Publié initialement sur Linkedin
Emmanuel Macron souhaite revoir le statut d’auto-entrepreneur. Entre les procédures simplifiées d’immatriculation (l’inscription peut se faire en ligne, en quelques minutes) et des charges réduites, ce régime a tout pour séduire. Pourtant, le nombre des inscriptions est en baisse (-21 % en 2015). Et le Gouvernement ne semble pas prêt à accepter une nouvelle évolution profonde de notre conception de l’entreprise. Certains ministres, déjà, ont indiqué qu’ils ne soutiendront pas cette mesure.
Pourtant, ce statut est un atout pour dynamiser la création d’activités et faire baisser, à terme, le chômage. Pensé au départ comme un tremplin vers l’emploi, il s’est rapidement imposé comme étant l’égal d’une « vraie » entreprise. Si, au départ, il visait simplement à donner aux entrepreneurs en herbe une première expérience concrète avant de basculer vers un statut plus traditionnel, il est devenu une finalité en soi. Le principe de basculement vers une requalification en société commerciale s’opérant automatiquement à partir du chiffre d’affaire d’annuel : plus de 32.900 euros pour les activités de services et plus de 82.200 euros pour les activités libérales dans les activités de commerce. En dessous, la personne continue à bénéficier du régime de la micro-entreprise (et de ses avantages).
L’idée du Ministre Macron est d’élever ces seuils afin de renforcer l’attractivité de ce statut tout en en maintenant les avantages. Ainsi, il propose de tripler le seuil des chiffres d’affaires annuels, limitant ainsi le passage des auto-entrepreneurs en sociétés commerciales qui sont plus contraignantes.
Cette idée est séduisante car la structure du marché du travail est peu propice à la création d’emplois et tend généralement à la précarisation (disparition progressive des CDI au profit des CDD, voire des contrats d’intérim). A cela s’ajoute que l’insertion des jeunes est mauvaise : ils peinent à acquérir une première expérience, laquelle va conditionner leur recrutement. Tout aussi mauvaise que le retour sur le marché du travail des seniors.
Ce statut protégé, peu contraignant pour l’auto-entrepreneur et dont le coût pour lui est limité, permettrait de contrebalancer cette situation. Il favoriserait aussi le goût de la prise de risque, et de l’innovation : créer son activité étant à la fois plébiscité par les demandeurs d’emploi et étant aussi économiquement créateur de stabilité (l’auto-entrepreneur exerçant dans une zone réduite où il est directement en contact avec les besoins des clients et peut donc adapter en temps réel son activité à leurs attentes).

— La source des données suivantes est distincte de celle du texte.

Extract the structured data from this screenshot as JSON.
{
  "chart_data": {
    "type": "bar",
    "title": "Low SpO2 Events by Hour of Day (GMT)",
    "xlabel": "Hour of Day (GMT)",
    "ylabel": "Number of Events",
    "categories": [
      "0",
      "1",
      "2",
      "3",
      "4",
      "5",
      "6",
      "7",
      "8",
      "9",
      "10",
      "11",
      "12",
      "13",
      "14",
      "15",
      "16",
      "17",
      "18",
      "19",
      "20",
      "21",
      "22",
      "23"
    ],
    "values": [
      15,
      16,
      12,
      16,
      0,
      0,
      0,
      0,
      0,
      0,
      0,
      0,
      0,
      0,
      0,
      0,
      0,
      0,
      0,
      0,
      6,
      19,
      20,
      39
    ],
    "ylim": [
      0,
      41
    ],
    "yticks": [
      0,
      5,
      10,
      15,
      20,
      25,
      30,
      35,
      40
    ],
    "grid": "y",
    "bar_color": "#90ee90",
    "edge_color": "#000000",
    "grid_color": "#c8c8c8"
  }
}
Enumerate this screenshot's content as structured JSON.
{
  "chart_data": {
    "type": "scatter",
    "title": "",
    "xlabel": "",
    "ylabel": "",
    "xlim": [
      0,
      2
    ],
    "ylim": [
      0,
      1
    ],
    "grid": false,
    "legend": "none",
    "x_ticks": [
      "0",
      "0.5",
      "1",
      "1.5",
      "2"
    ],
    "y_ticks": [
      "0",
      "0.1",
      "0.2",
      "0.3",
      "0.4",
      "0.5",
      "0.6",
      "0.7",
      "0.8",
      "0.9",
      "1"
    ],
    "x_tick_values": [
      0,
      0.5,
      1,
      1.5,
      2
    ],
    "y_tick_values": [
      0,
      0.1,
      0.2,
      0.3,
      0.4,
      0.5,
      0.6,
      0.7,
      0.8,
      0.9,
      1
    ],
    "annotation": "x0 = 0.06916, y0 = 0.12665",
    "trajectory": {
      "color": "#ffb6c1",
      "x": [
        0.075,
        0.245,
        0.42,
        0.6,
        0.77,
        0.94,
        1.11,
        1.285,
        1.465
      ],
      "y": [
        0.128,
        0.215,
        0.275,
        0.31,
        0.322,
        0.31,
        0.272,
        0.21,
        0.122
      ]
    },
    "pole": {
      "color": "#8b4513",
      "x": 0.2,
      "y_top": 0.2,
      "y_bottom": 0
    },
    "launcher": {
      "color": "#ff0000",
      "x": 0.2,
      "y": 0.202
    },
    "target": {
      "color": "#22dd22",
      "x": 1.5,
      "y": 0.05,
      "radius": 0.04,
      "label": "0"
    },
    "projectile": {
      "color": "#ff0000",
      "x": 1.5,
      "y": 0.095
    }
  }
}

Pourtant cette réforme, si elle est validée par le Conseil des ministres puis votée, va se heurter à l’immobilisme des syndicats des artisans qui tiennent à maintenir leurs avantages corporatistes (et des prix élevés). Ils considèrent, pour justifier ce refus, que les auto-entrepreneurs constituent une « concurrence déloyale ». Cette idée n’a pas de fondement objectif puisque l’ensemble des professionnels de ce secteur est soumis aux mêmes exigences de garanties en fonction des activités exercées (niveau de formation professionnelle pour inscription dans les registres d’exercice,assurance décennale, …).
Une nouvelle fois, l’efficacité économique d’une mesure risque d’être sacrifiée au profit des accords et enjeux électoraux. Dans un pays où le taux de chômage progresse et où la croissance est nulle, il serait toutefois intéressant de rompre avec cette mauvaise habitude.